# Preparing Fumidil B* Correctly??



## wildbranch2007 (Dec 3, 2008)

i went and got a copy of the directions thinking they were had to be different because I mix it differently.
the directions say best prepared at a concentration fo 24mg fumagillin base per litre of syrup. usually a 2:1 syrup. fumagilin=b may be dissolved in water or syrup at room temperature. for best results, heat the required amount of water to 35-50c then remove the heat source and add the fumedil and then the surgar in that order.

I translate the 50c to about 110 degrees water there abouts, Fumadil breaks down around 110 degrees (farenhite) if I remember but they don't have on label anymore.

I mix using the method originally recommended with the old label, I put in hot tap water, at my house around 120 degrees (farenhite), mix in one to one sugar for the spring, which lowers the temp below the 110 degrees, then mix in the fumidl, the new variety mixes in alot better than the old variety.

seems to work for me, but you wouldn't know unless you have them tested.

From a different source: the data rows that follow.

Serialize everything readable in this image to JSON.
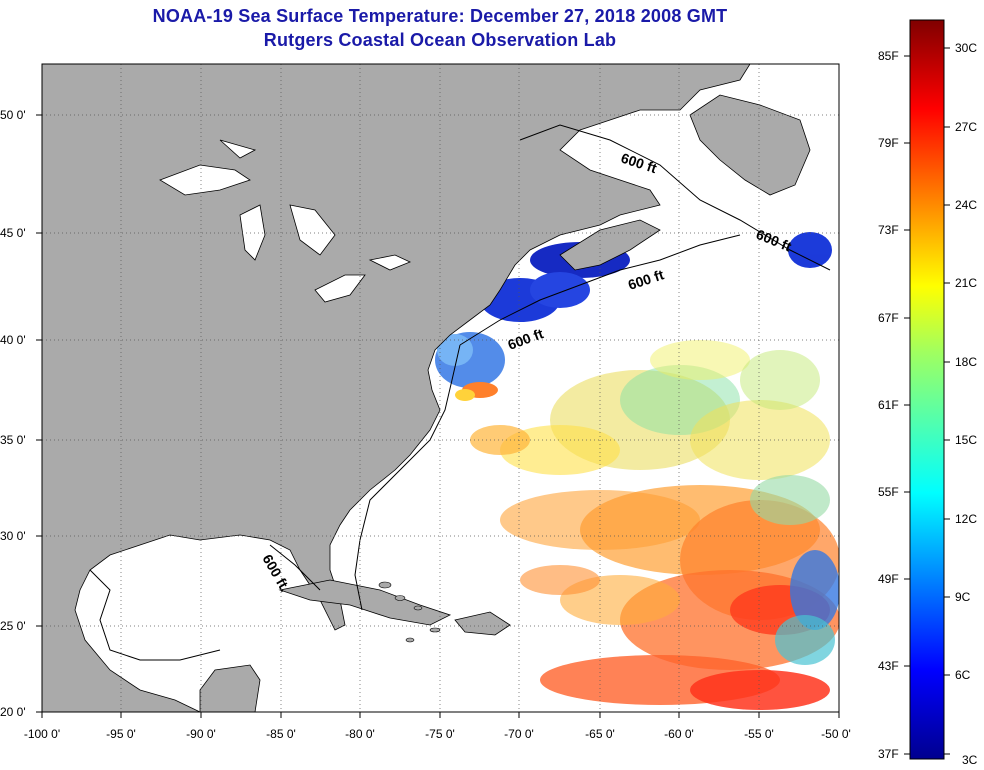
{
  "title": "NOAA-19 Sea Surface Temperature:  December 27, 2018 2008 GMT",
  "subtitle": "Rutgers Coastal Ocean Observation Lab",
  "axes": {
    "longitude_labels": [
      "-100 0'",
      "-95 0'",
      "-90 0'",
      "-85 0'",
      "-80 0'",
      "-75 0'",
      "-70 0'",
      "-65 0'",
      "-60 0'",
      "-55 0'",
      "-50 0'"
    ],
    "latitude_labels": [
      "50 0'",
      "45 0'",
      "40 0'",
      "35 0'",
      "30 0'",
      "25 0'",
      "20 0'"
    ]
  },
  "contour_labels": [
    "600 ft",
    "600 ft",
    "600 ft",
    "600 ft",
    "600 ft."
  ],
  "colorbar": {
    "fahrenheit": [
      "85F",
      "79F",
      "73F",
      "67F",
      "61F",
      "55F",
      "49F",
      "43F",
      "37F"
    ],
    "celsius": [
      "30C",
      "27C",
      "24C",
      "21C",
      "18C",
      "15C",
      "12C",
      "9C",
      "6C",
      "3C"
    ]
  },
  "colors": {
    "title": "#1a1aa8",
    "land": "#aaaaaa",
    "ocean": "#ffffff"
  }
}
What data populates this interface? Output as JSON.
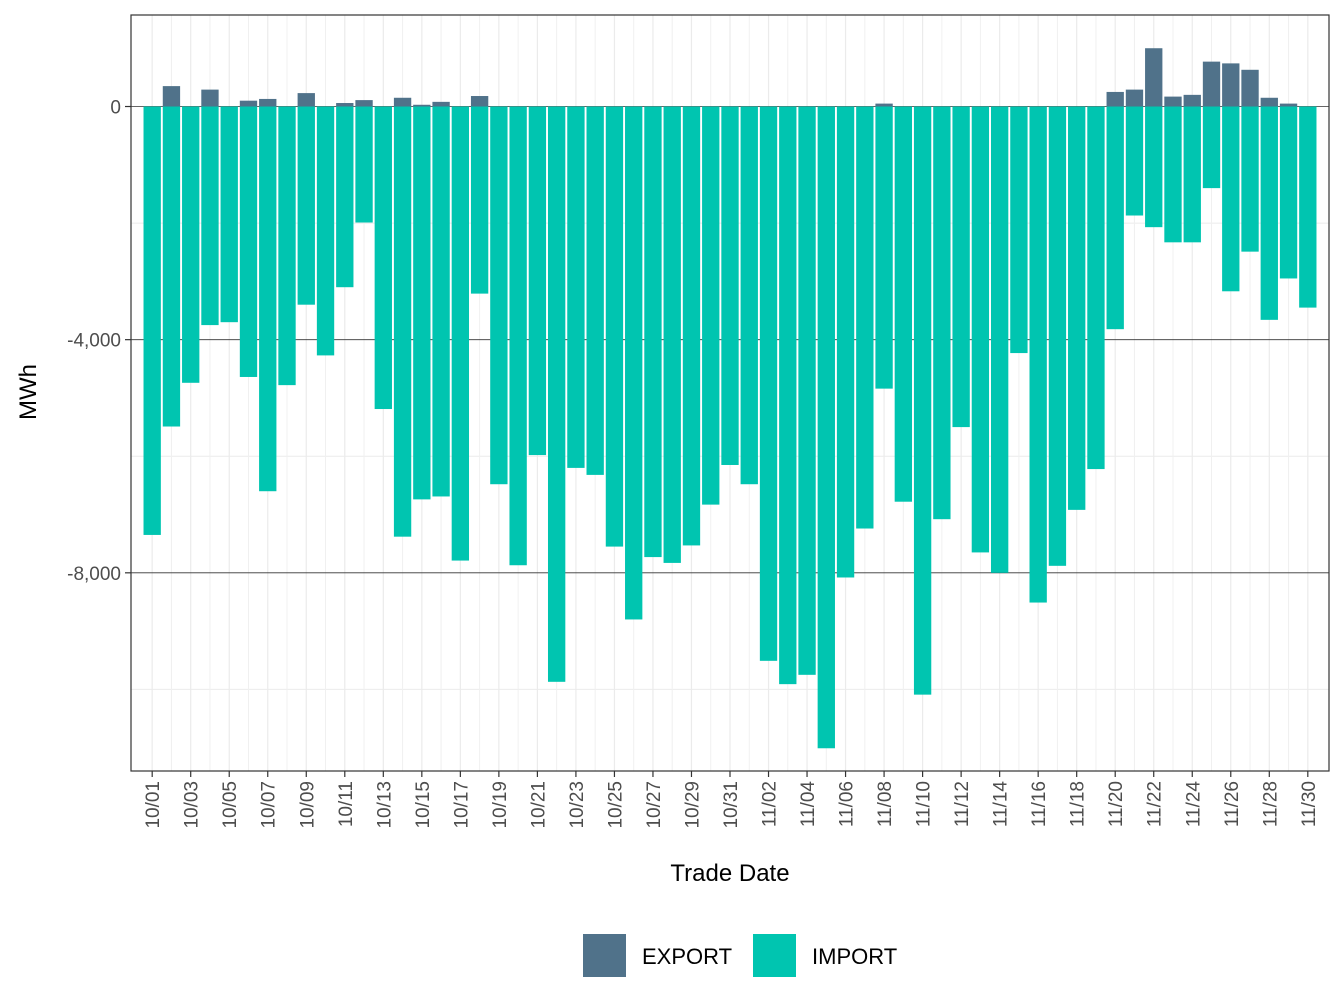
{
  "chart_data": {
    "type": "bar",
    "stacked": true,
    "title": "",
    "xlabel": "Trade Date",
    "ylabel": "MWh",
    "ylim": [
      -11400,
      1570
    ],
    "yticks": [
      0,
      -4000,
      -8000
    ],
    "ytick_labels": [
      "0",
      "-4,000",
      "-8,000"
    ],
    "grid": true,
    "legend_position": "bottom",
    "categories": [
      "10/01",
      "10/02",
      "10/03",
      "10/04",
      "10/05",
      "10/06",
      "10/07",
      "10/08",
      "10/09",
      "10/10",
      "10/11",
      "10/12",
      "10/13",
      "10/14",
      "10/15",
      "10/16",
      "10/17",
      "10/18",
      "10/19",
      "10/20",
      "10/21",
      "10/22",
      "10/23",
      "10/24",
      "10/25",
      "10/26",
      "10/27",
      "10/28",
      "10/29",
      "10/30",
      "10/31",
      "11/01",
      "11/02",
      "11/03",
      "11/04",
      "11/05",
      "11/06",
      "11/07",
      "11/08",
      "11/09",
      "11/10",
      "11/11",
      "11/12",
      "11/13",
      "11/14",
      "11/15",
      "11/16",
      "11/17",
      "11/18",
      "11/19",
      "11/20",
      "11/21",
      "11/22",
      "11/23",
      "11/24",
      "11/25",
      "11/26",
      "11/27",
      "11/28",
      "11/29",
      "11/30"
    ],
    "xtick_labels": [
      "10/01",
      "10/03",
      "10/05",
      "10/07",
      "10/09",
      "10/11",
      "10/13",
      "10/15",
      "10/17",
      "10/19",
      "10/21",
      "10/23",
      "10/25",
      "10/27",
      "10/29",
      "10/31",
      "11/02",
      "11/04",
      "11/06",
      "11/08",
      "11/10",
      "11/12",
      "11/14",
      "11/16",
      "11/18",
      "11/20",
      "11/22",
      "11/24",
      "11/26",
      "11/28",
      "11/30"
    ],
    "series": [
      {
        "name": "EXPORT",
        "color": "#50728a",
        "values": [
          0,
          350,
          0,
          290,
          0,
          100,
          130,
          0,
          230,
          0,
          60,
          110,
          0,
          150,
          30,
          80,
          0,
          180,
          0,
          0,
          0,
          0,
          0,
          0,
          0,
          0,
          0,
          0,
          0,
          0,
          0,
          0,
          0,
          0,
          0,
          0,
          0,
          0,
          50,
          0,
          0,
          0,
          0,
          0,
          0,
          0,
          0,
          0,
          0,
          0,
          250,
          290,
          1000,
          170,
          200,
          770,
          740,
          630,
          150,
          50,
          0
        ]
      },
      {
        "name": "IMPORT",
        "color": "#00c5b0",
        "values": [
          -7350,
          -5490,
          -4740,
          -3750,
          -3700,
          -4640,
          -6600,
          -4780,
          -3400,
          -4270,
          -3100,
          -1990,
          -5190,
          -7380,
          -6740,
          -6690,
          -7790,
          -3210,
          -6480,
          -7870,
          -5980,
          -9870,
          -6200,
          -6320,
          -7550,
          -8800,
          -7730,
          -7830,
          -7530,
          -6830,
          -6150,
          -6480,
          -9510,
          -9910,
          -9750,
          -11010,
          -8080,
          -7240,
          -4840,
          -6780,
          -10090,
          -7080,
          -5500,
          -7650,
          -8000,
          -4230,
          -8510,
          -7880,
          -6920,
          -6220,
          -3820,
          -1870,
          -2070,
          -2330,
          -2330,
          -1400,
          -3170,
          -2490,
          -3660,
          -2950,
          -3450
        ]
      }
    ]
  }
}
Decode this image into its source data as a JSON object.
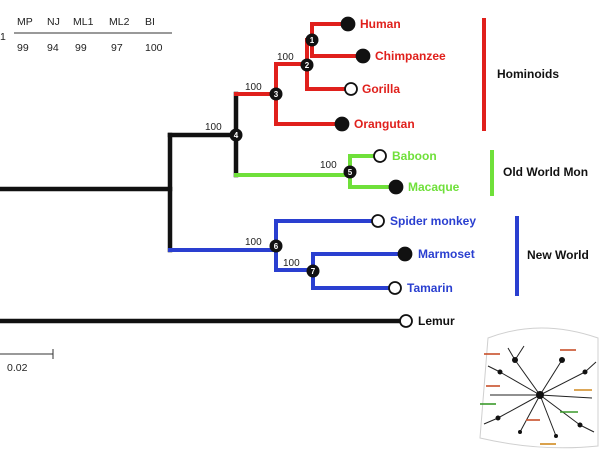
{
  "support_table": {
    "row_label": "1",
    "headers": [
      "MP",
      "NJ",
      "ML1",
      "ML2",
      "BI"
    ],
    "values": [
      "99",
      "94",
      "99",
      "97",
      "100"
    ]
  },
  "support_labels": {
    "node2": "100",
    "node3": "100",
    "node4": "100",
    "node5": "100",
    "node6": "100",
    "node7": "100"
  },
  "node_numbers": [
    "1",
    "2",
    "3",
    "4",
    "5",
    "6",
    "7"
  ],
  "taxa": {
    "human": "Human",
    "chimpanzee": "Chimpanzee",
    "gorilla": "Gorilla",
    "orangutan": "Orangutan",
    "baboon": "Baboon",
    "macaque": "Macaque",
    "spider_monkey": "Spider monkey",
    "marmoset": "Marmoset",
    "tamarin": "Tamarin",
    "lemur": "Lemur"
  },
  "groups": {
    "hominoids": "Hominoids",
    "old_world": "Old World Mon",
    "new_world": "New World"
  },
  "scale_bar": {
    "label": "0.02"
  },
  "colors": {
    "hominoids": "#e0201c",
    "old_world": "#6fe03a",
    "new_world": "#2a3fd0",
    "root": "#111111"
  }
}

hope this helps as now I'm confused.

mike


----------



## Robert Brenchley (Apr 23, 2000)

26 pints is 3 1/4 gallons. I just make up three gallons of syrup, split the Fumidil between them, and give it to the bees. I don't see what difference the quarter gallon makes. Since heating water on the allotment is a bit awkward, I use light syrup made up cold.


----------